There is traditional branding and direct response. But, what is the difference between these two types of marketing, and which one is the best to use?
In this post, we’ll spend some time talking about brand marketing and its effects on your financial, insurance, real estate or mortgage practice.
Let’s first dive into what brand marketing is. Brand marketing is all about getting recognition for yourself or your company. Think about some of the large companies out there. Think about the commercials that you typically see. They all have one thing in common; they use brand marketing.
Brand marketing is important to some degree because you want your prospects to know about you and eventually give you their business because you are the one that they have in mind when they are thinking about obtaining the services you provide.

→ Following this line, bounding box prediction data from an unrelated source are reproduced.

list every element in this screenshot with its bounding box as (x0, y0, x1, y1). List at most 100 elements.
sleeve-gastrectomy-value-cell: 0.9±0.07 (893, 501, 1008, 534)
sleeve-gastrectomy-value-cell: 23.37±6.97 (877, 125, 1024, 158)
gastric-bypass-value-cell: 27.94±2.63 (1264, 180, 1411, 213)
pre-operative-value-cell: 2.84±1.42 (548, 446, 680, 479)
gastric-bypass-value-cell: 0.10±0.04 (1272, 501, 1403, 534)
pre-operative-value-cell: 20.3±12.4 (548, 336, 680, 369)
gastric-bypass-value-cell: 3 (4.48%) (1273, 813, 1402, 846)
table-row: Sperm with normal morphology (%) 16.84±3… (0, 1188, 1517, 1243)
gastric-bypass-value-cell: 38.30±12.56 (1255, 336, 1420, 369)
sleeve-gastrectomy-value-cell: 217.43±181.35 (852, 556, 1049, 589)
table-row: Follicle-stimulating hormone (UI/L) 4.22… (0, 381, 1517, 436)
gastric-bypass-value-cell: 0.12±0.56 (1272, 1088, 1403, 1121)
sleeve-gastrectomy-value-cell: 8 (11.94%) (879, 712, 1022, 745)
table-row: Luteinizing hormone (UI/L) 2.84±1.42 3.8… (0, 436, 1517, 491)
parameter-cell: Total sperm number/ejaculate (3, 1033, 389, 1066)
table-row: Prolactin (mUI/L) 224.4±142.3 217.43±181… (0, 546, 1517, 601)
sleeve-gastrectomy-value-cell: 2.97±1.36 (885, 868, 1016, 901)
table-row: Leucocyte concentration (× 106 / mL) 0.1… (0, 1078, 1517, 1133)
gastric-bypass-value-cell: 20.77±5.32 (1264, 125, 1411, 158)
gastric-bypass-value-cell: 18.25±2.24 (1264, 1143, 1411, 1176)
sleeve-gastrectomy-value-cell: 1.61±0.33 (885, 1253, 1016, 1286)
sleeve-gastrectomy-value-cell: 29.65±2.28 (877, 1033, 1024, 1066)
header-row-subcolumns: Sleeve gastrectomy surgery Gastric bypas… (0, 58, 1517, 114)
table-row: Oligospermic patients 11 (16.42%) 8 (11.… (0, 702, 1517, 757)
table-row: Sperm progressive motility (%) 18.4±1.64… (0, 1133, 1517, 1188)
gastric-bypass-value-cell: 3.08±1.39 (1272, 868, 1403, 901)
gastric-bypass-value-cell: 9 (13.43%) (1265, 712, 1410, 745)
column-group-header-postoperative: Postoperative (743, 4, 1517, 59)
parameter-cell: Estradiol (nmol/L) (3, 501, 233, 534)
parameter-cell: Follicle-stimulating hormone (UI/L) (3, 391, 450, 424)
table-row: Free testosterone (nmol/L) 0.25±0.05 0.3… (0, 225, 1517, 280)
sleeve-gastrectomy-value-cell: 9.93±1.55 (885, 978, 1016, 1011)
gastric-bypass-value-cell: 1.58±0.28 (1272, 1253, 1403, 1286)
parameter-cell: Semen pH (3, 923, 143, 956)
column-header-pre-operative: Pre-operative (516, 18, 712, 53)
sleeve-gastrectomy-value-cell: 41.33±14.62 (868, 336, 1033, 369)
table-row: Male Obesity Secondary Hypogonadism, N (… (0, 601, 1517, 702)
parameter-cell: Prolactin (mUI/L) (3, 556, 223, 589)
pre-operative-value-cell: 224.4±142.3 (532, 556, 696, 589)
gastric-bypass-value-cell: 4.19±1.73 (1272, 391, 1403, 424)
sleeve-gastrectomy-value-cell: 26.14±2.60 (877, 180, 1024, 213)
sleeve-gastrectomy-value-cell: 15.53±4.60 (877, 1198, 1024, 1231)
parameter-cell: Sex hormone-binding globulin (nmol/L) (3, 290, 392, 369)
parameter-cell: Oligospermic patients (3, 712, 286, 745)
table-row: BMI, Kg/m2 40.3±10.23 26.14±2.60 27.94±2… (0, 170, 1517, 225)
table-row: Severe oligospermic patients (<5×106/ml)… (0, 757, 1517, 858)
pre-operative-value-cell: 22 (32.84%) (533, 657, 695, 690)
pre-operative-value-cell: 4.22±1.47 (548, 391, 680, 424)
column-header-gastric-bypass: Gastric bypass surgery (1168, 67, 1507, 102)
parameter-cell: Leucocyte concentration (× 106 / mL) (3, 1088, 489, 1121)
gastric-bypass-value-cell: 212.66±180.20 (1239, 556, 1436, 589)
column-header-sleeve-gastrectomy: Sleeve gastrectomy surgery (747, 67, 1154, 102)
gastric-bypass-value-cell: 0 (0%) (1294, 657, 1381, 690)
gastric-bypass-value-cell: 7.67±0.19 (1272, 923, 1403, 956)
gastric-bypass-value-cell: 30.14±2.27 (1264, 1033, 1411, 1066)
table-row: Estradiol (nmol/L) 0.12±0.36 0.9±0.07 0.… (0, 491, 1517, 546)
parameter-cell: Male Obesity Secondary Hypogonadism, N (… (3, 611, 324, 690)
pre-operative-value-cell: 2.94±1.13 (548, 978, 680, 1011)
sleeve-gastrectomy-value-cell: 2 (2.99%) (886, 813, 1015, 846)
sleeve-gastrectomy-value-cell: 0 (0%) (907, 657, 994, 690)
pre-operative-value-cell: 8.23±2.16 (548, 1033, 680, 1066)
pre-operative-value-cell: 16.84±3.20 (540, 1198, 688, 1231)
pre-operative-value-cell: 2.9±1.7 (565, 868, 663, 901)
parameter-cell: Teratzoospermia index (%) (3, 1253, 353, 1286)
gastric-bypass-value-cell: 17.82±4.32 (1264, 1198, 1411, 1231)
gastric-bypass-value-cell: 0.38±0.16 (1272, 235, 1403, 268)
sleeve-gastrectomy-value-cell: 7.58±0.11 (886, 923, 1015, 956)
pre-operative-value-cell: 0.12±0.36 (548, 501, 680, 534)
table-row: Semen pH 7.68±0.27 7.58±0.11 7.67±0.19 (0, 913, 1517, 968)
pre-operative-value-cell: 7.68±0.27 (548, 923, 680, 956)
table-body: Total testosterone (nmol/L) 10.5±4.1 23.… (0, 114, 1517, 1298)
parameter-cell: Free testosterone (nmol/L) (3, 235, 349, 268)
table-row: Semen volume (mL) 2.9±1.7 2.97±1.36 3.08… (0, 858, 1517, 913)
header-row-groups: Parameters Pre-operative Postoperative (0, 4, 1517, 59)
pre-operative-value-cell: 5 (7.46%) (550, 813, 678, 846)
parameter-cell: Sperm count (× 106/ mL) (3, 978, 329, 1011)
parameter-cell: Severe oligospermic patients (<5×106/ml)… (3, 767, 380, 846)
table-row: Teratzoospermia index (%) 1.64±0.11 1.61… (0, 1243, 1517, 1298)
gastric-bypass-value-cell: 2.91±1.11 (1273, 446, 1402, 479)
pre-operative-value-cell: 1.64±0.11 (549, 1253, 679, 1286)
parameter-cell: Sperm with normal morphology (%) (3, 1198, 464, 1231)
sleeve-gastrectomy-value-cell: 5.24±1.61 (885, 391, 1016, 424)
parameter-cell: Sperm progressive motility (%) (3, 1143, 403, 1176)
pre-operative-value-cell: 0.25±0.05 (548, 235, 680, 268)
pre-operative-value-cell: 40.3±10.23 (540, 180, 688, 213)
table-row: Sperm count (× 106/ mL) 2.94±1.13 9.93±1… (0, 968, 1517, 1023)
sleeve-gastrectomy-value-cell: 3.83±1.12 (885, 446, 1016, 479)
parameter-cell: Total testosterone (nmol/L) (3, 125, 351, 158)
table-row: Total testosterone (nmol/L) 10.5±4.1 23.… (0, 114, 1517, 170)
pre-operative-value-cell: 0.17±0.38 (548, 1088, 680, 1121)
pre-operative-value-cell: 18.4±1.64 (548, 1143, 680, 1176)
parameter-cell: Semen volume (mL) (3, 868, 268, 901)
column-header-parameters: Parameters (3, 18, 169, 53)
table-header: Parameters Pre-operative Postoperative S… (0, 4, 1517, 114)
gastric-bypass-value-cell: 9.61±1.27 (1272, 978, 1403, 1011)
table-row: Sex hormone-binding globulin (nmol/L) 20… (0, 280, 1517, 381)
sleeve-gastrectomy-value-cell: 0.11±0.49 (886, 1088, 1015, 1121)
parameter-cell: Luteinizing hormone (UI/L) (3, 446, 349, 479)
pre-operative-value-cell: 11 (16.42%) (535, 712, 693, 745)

However, the downside of brand marketing is that it often takes way too much money to even begin to penetrate a market. The other negative part of brand marketing is the fact that you can’t really track your true ROI, or return on investment for your marketing dollars.
Let’s say you buy space on a few billboards in your area. This branding gets your face or company out there, however, its very difficult to know exactly how many new loans are coming in because of the billboards.
So, a few months later, you have a $1500 – $3000 bill for the billboard space and you have absolutely no idea what they actually generated you in new revenues.
As you can see, brand marketing is good to some extent. However, for a person with a limited marketing budget, it may not be the best bang for your buck.